BACKGROUND: Pulse pressure (PP) is related to cardiac function, arterial stiffness, fluid status, and vascular events. This study aimed to explore the prognostic role of PP upon admission in patients with acute ischemic stroke (AIS) based on a nation-wide stroke registry.
METHODS AND RESULTS: We evaluated the association between PP upon admission and outcomes 3 months after a stroke in patients who had an AIS registered in the Taiwan Stroke Registry, including 56 academic and community hospitals between 2006 and 2013. Three months after the stroke, unfavorable outcomes were defined using a modified Rankin scale of 3 to 6. Of 33 530 patients (female, 40.6%; mean age, 68.8±13.3 years) who had an AIS, PP upon admission had a reverse J-curve association with an unfavorable outcome. After adjusting for clinical variables, including AIS subtypes, initial National Institutes of Health Stroke Scale, and systolic and diastolic blood pressure upon admission, a PP of <50 mm Hg was associated with unfavorable outcomes (P<0.0001).

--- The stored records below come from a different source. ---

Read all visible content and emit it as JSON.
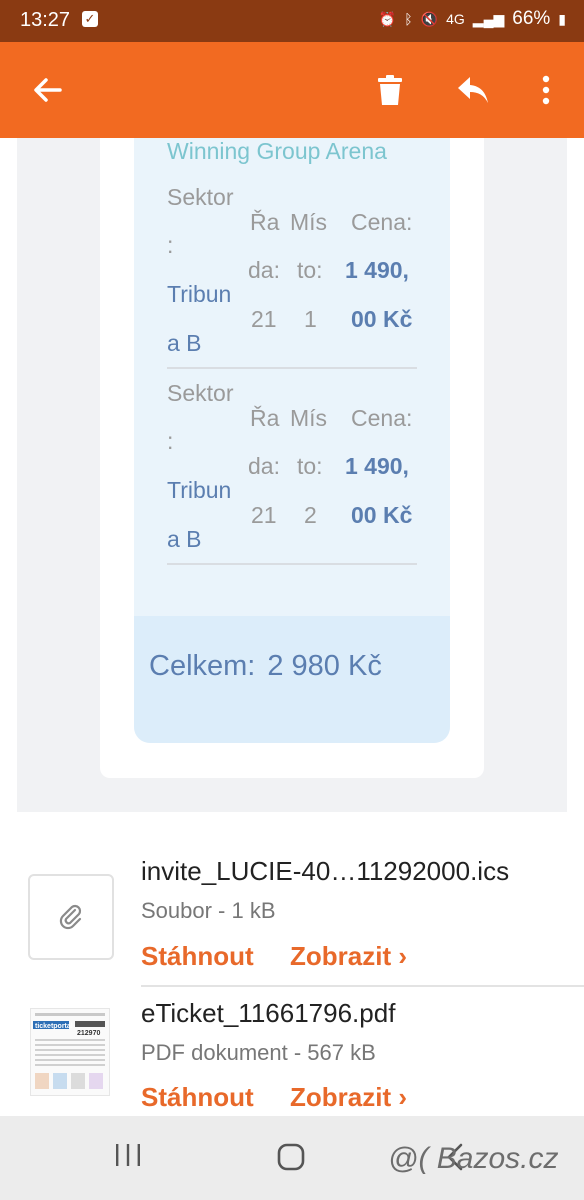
{
  "status": {
    "time": "13:27",
    "network": "4G",
    "battery": "66%",
    "colors": {
      "bar": "#8a3a12"
    }
  },
  "toolbar": {
    "color": "#f26a21",
    "icons": [
      "back-arrow-icon",
      "trash-icon",
      "reply-icon",
      "more-vert-icon"
    ]
  },
  "ticket": {
    "venue": "Winning Group Arena",
    "rows": [
      {
        "sector_label_1": "Sektor",
        "sector_label_2": ":",
        "sector_value_1": "Tribun",
        "sector_value_2": "a B",
        "row_label_1": "Řa",
        "row_label_2": "da:",
        "row_value": "21",
        "seat_label_1": "Mís",
        "seat_label_2": "to:",
        "seat_value": "1",
        "price_label": "Cena:",
        "price_value_1": "1 490,",
        "price_value_2": "00 Kč"
      },
      {
        "sector_label_1": "Sektor",
        "sector_label_2": ":",
        "sector_value_1": "Tribun",
        "sector_value_2": "a B",
        "row_label_1": "Řa",
        "row_label_2": "da:",
        "row_value": "21",
        "seat_label_1": "Mís",
        "seat_label_2": "to:",
        "seat_value": "2",
        "price_label": "Cena:",
        "price_value_1": "1 490,",
        "price_value_2": "00 Kč"
      }
    ],
    "total_label": "Celkem:",
    "total_value": "2 980 Kč"
  },
  "attachments": [
    {
      "name": "invite_LUCIE-40…11292000.ics",
      "meta": "Soubor - 1 kB",
      "download": "Stáhnout",
      "view": "Zobrazit ›",
      "icon": "paperclip-icon"
    },
    {
      "name": "eTicket_11661796.pdf",
      "meta": "PDF dokument - 567 kB",
      "download": "Stáhnout",
      "view": "Zobrazit ›",
      "thumb_brand": "ticketportal",
      "thumb_number": "212970"
    }
  ],
  "watermark": "@( Bazos.cz"
}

Compared with patients with a PP of 50 to 69 mm Hg, the odds ratios for unfavorable outcomes were 1.24 (95% CI, 1.14-1.36) with a PP of 30 to 49 mm Hg and 1.85 (95% CI, 1.50-2.28) with a PP of <30 mm Hg. Moreover, the prognostic impact of PP upon admission was similar across all AIS subtypes.
CONCLUSIONS: Low PP upon admission was associated with unfavorable patient outcomes in AIS.